David Miranda, who lives with the Guardian journalist, was returning home to Rio de Janeiro from a trip to Berlin when officers detained him under the U.K.’s broad-based anti-terrorism act, according to reports by the Guardian and the BBC’s Newshour.

Miranda was held for nine hours, the longest possible detention time under the law. For context, last year some 60,000 people were detained under schedule 7 of the Terrorism Act 2000. But only 40 were detained for six hours or more, according to the BBC.

Greenwald’s reporting has come under scrutiny by authorities since his series of articles examining the National Security Agency’s secret surveillance operations were published in June. Greenwald reported on thousands of files sent to him by whistleblower Edward Snowden.

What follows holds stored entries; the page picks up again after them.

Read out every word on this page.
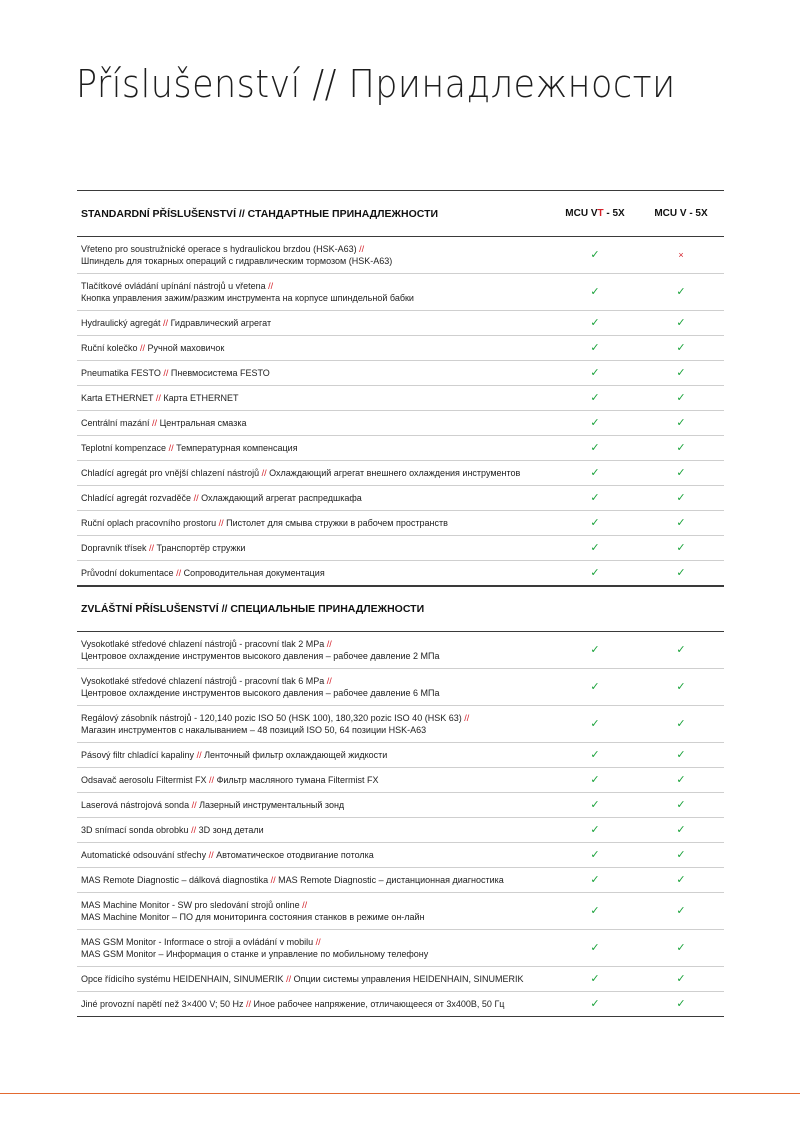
Příslušenství // Принадлежности
STANDARDNÍ PŘÍSLUŠENSTVÍ // СТАНДАРТНЫЕ ПРИНАДЛЕЖНОСТИ	MCU VT - 5X	MCU V - 5X
Vřeteno pro soustružnické operace s hydraulickou brzdou (HSK-A63) //
Шпиндель для токарных операций с гидравлическим тормозом (HSK-A63)
✓	×
Tlačítkové ovládání upínání nástrojů u vřetena //
Кнопка управления зажим/разжим инструмента на корпусе шпиндельной бабки
✓	✓
Hydraulický agregát // Гидравлический агрегат	✓	✓
Ruční kolečko // Ручной маховичок	✓	✓
Pneumatika FESTO // Пневмосистема FESTO	✓	✓
Karta ETHERNET // Карта ETHERNET	✓	✓
Centrální mazání // Центральная смазка	✓	✓
Teplotní kompenzace // Температурная компенсация	✓	✓
Chladící agregát pro vnější chlazení nástrojů // Охлаждающий агрегат внешнего охлаждения инструментов	✓	✓
Chladící agregát rozvaděče // Охлаждающий агрегат распредшкафа	✓	✓
Ruční oplach pracovního prostoru // Пистолет для смыва стружки в рабочем пространств	✓	✓
Dopravník třísek // Транспортёр стружки	✓	✓
Průvodní dokumentace // Сопроводительная документация	✓	✓
ZVLÁŠTNÍ PŘÍSLUŠENSTVÍ // СПЕЦИАЛЬНЫЕ ПРИНАДЛЕЖНОСТИ
Vysokotlaké středové chlazení nástrojů - pracovní tlak 2 MPa //
Центровое охлаждение инструментов высокого давления – рабочее давление 2 МПа
✓	✓
Vysokotlaké středové chlazení nástrojů - pracovní tlak 6 MPa //
Центровое охлаждение инструментов высокого давления – рабочее давление 6 МПа
✓	✓
Regálový zásobník nástrojů - 120,140 pozic ISO 50 (HSK 100), 180,320 pozic ISO 40 (HSK 63) //
Магазин инструментов с накалыванием – 48 позиций ISO 50, 64 позиции HSK-A63
✓	✓
Pásový filtr chladící kapaliny // Ленточный фильтр охлаждающей жидкости	✓	✓
Odsavač aerosolu Filtermist FX // Фильтр масляного тумана Filtermist FX	✓	✓
Laserová nástrojová sonda // Лазерный инструментальный зонд	✓	✓
3D snímací sonda obrobku // 3D зонд детали	✓	✓
Automatické odsouvání střechy // Автоматическое отодвигание потолка	✓	✓
MAS Remote Diagnostic – dálková diagnostika // MAS Remote Diagnostic – дистанционная диагностика	✓	✓
MAS Machine Monitor - SW pro sledování strojů online //
MAS Machine Monitor – ПО для мониторинга состояния станков в режиме он-лайн
✓	✓
MAS GSM Monitor - Informace o stroji a ovládání v mobilu //
MAS GSM Monitor – Информация о станке и управление по мобильному телефону
✓	✓
Opce řídicího systému HEIDENHAIN, SINUMERIK // Опции системы управления HEIDENHAIN, SINUMERIK	✓	✓
Jiné provozní napětí než 3×400 V; 50 Hz // Иное рабочее напряжение, отличающееся от 3x400В, 50 Гц	✓	✓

Miranda was released, but he says official confiscated his computer, phone, camera, memory stick, DVDs and video games.

Greenwald condemned the detention as a “profound attack on press freedoms.”

“To detain my partner for a full nine hours while denying him a lawyer, and then seize large amounts of his possessions, is clearly intended to send a message of intimidation to those of us who have been reporting on the NSA and GCHQ. The actions of the U.K. pose a serious threat to journalists everywhere,” Greenwald is quoted saying. He added that the experience has only emboldened him to report more aggressively.

The New York Times reports that Miranda was in Berlin on a trip paid for by the Guardian and was visiting documentary filmmaker Laura Poitras, who’s also been working to disseminate details from Snowden’s leaks.

David Anderson, the independent reviewer of terrorism legislation, tells the BBC that it’s very unusual for a passenger to be held for the full nine hours and he wanted to ‘get to the bottom’ of what had happened. He’s asked for a full briefing on the matter, NPR reports.